The data will be your everything.

Then, you'll pick an algorithm —or two—, and you'll run your data through it. Sounds easier than it is, but this is pretty much a good summary. It is unlikely that you'll be inventing new algorithms, but instead, you'll be using everything that others have already put together for you. And don't let people minimize this step: as I said, this is tricky stuff. Knowing what to pick and how to apply it is an art that you'll need to master.

Then, you'll communicate your results. This is very important: unless you can get people to understand what you did, your work has no value. Here you'll learn how to talk, write, and visualize your data.
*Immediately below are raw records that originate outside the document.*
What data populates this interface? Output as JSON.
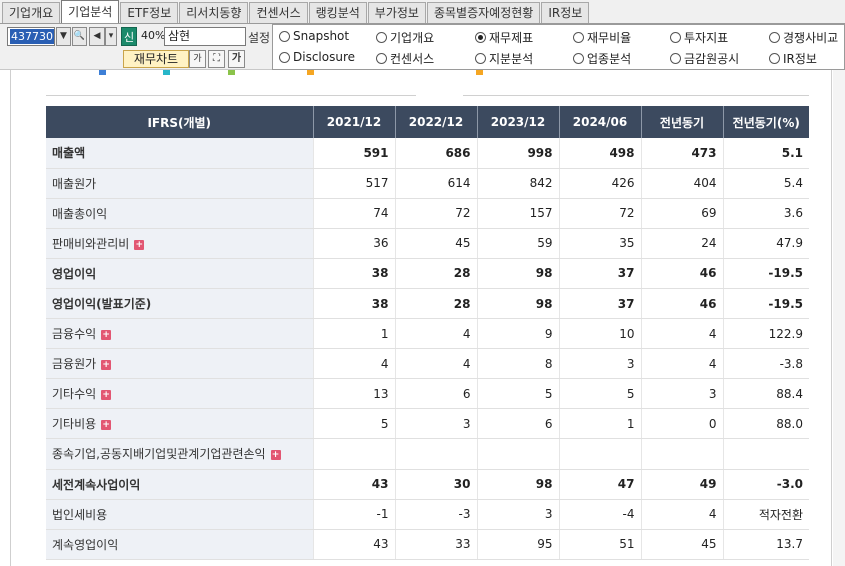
{
  "tabs": [
    "기업개요",
    "기업분석",
    "ETF정보",
    "리서치동향",
    "컨센서스",
    "랭킹분석",
    "부가정보",
    "종목별증자예정현황",
    "IR정보"
  ],
  "active_tab": 1,
  "toolbar": {
    "code": "437730",
    "shin": "신",
    "percent": "40%",
    "name": "삼현",
    "setting": "설정",
    "fin_chart": "재무차트",
    "ga": "가",
    "ga2": "가"
  },
  "radios": [
    {
      "label": "Snapshot",
      "checked": false
    },
    {
      "label": "기업개요",
      "checked": false
    },
    {
      "label": "재무제표",
      "checked": true
    },
    {
      "label": "재무비율",
      "checked": false
    },
    {
      "label": "투자지표",
      "checked": false
    },
    {
      "label": "경쟁사비교",
      "checked": false
    },
    {
      "label": "Disclosure",
      "checked": false
    },
    {
      "label": "컨센서스",
      "checked": false
    },
    {
      "label": "지분분석",
      "checked": false
    },
    {
      "label": "업종분석",
      "checked": false
    },
    {
      "label": "금감원공시",
      "checked": false
    },
    {
      "label": "IR정보",
      "checked": false
    }
  ],
  "legend": {
    "colors": [
      "#3d7fd6",
      "#27b6c9",
      "#8bc34a",
      "#f5a623",
      "#f5a623"
    ]
  },
  "table": {
    "headers": [
      "IFRS(개별)",
      "2021/12",
      "2022/12",
      "2023/12",
      "2024/06",
      "전년동기",
      "전년동기(%)"
    ],
    "rows": [
      {
        "label": "매출액",
        "bold": true,
        "plus": false,
        "values": [
          "591",
          "686",
          "998",
          "498",
          "473",
          "5.1"
        ]
      },
      {
        "label": "매출원가",
        "bold": false,
        "plus": false,
        "values": [
          "517",
          "614",
          "842",
          "426",
          "404",
          "5.4"
        ]
      },
      {
        "label": "매출총이익",
        "bold": false,
        "plus": false,
        "values": [
          "74",
          "72",
          "157",
          "72",
          "69",
          "3.6"
        ]
      },
      {
        "label": "판매비와관리비",
        "bold": false,
        "plus": true,
        "values": [
          "36",
          "45",
          "59",
          "35",
          "24",
          "47.9"
        ]
      },
      {
        "label": "영업이익",
        "bold": true,
        "plus": false,
        "values": [
          "38",
          "28",
          "98",
          "37",
          "46",
          "-19.5"
        ]
      },
      {
        "label": "영업이익(발표기준)",
        "bold": true,
        "plus": false,
        "values": [
          "38",
          "28",
          "98",
          "37",
          "46",
          "-19.5"
        ]
      },
      {
        "label": "금융수익",
        "bold": false,
        "plus": true,
        "values": [
          "1",
          "4",
          "9",
          "10",
          "4",
          "122.9"
        ]
      },
      {
        "label": "금융원가",
        "bold": false,
        "plus": true,
        "values": [
          "4",
          "4",
          "8",
          "3",
          "4",
          "-3.8"
        ]
      },
      {
        "label": "기타수익",
        "bold": false,
        "plus": true,
        "values": [
          "13",
          "6",
          "5",
          "5",
          "3",
          "88.4"
        ]
      },
      {
        "label": "기타비용",
        "bold": false,
        "plus": true,
        "values": [
          "5",
          "3",
          "6",
          "1",
          "0",
          "88.0"
        ]
      },
      {
        "label": "종속기업,공동지배기업및관계기업관련손익",
        "bold": false,
        "plus": true,
        "values": [
          "",
          "",
          "",
          "",
          "",
          ""
        ]
      },
      {
        "label": "세전계속사업이익",
        "bold": true,
        "plus": false,
        "values": [
          "43",
          "30",
          "98",
          "47",
          "49",
          "-3.0"
        ]
      },
      {
        "label": "법인세비용",
        "bold": false,
        "plus": false,
        "values": [
          "-1",
          "-3",
          "3",
          "-4",
          "4",
          "적자전환"
        ]
      },
      {
        "label": "계속영업이익",
        "bold": false,
        "plus": false,
        "values": [
          "43",
          "33",
          "95",
          "51",
          "45",
          "13.7"
        ]
      }
    ]
  }
}
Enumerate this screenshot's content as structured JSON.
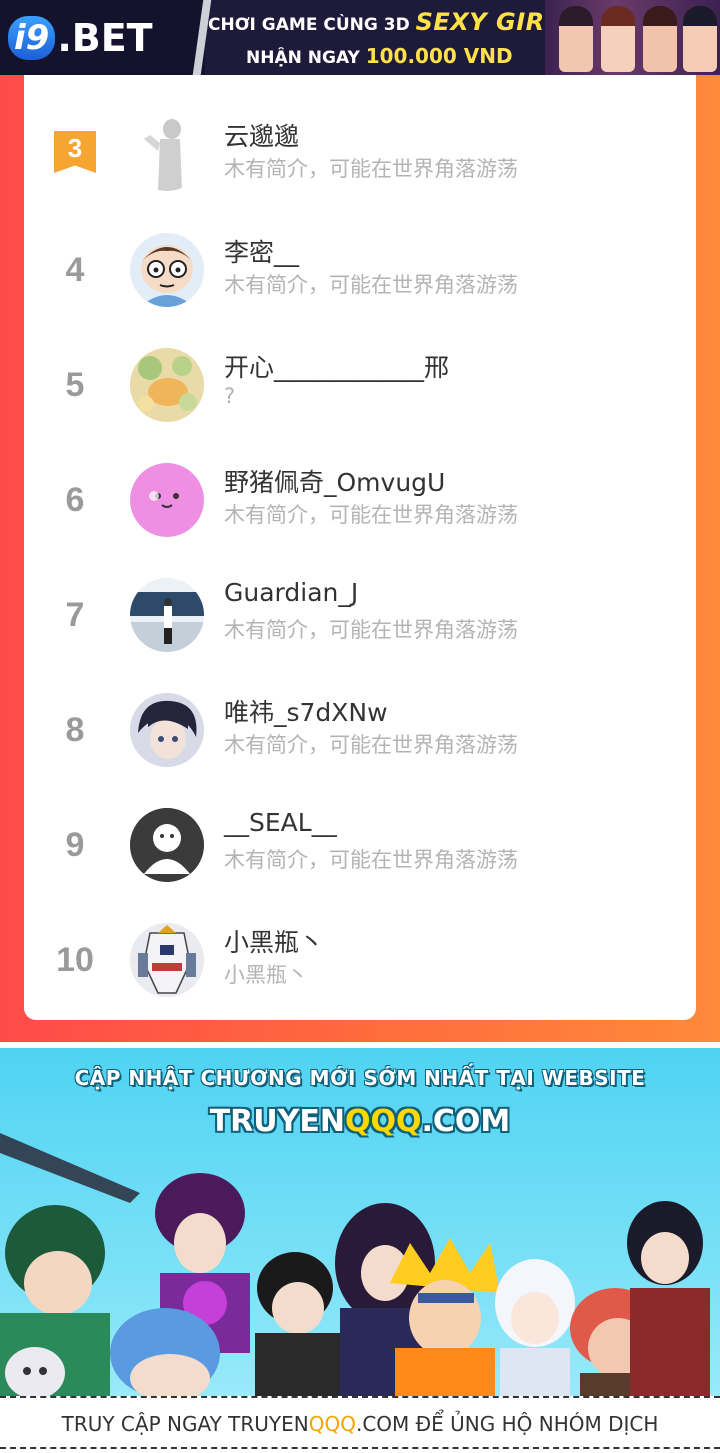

You'll need to master the art of making people that know nothing about math, statistics, and probabilities understand what you need them to know.

Finally, you'll look at your work, decide that is not that good after all, and go back to the first step to iterate and make it better. Rinse and repeat, my friend. You'll do this until it's good enough —or you run out of budget, whatever comes first.

Final remarks

Be ready to suck at this for a long time. I've been doing it for some time, and I'm still horrible at it. I have hope, and I'm certainly better than what I was last week, but this is a forever thing, and only practice and time will help you get there.

And of course, don't let this to discourage you. Nobody can expect to show up in training camp and beat those who have been playing for five straight years. But if you get your sorry ass out of the comfort zone and start dedicating some time to this, you'll make it just like everyone else.

Have a Merry Christmas and Happy New 2019!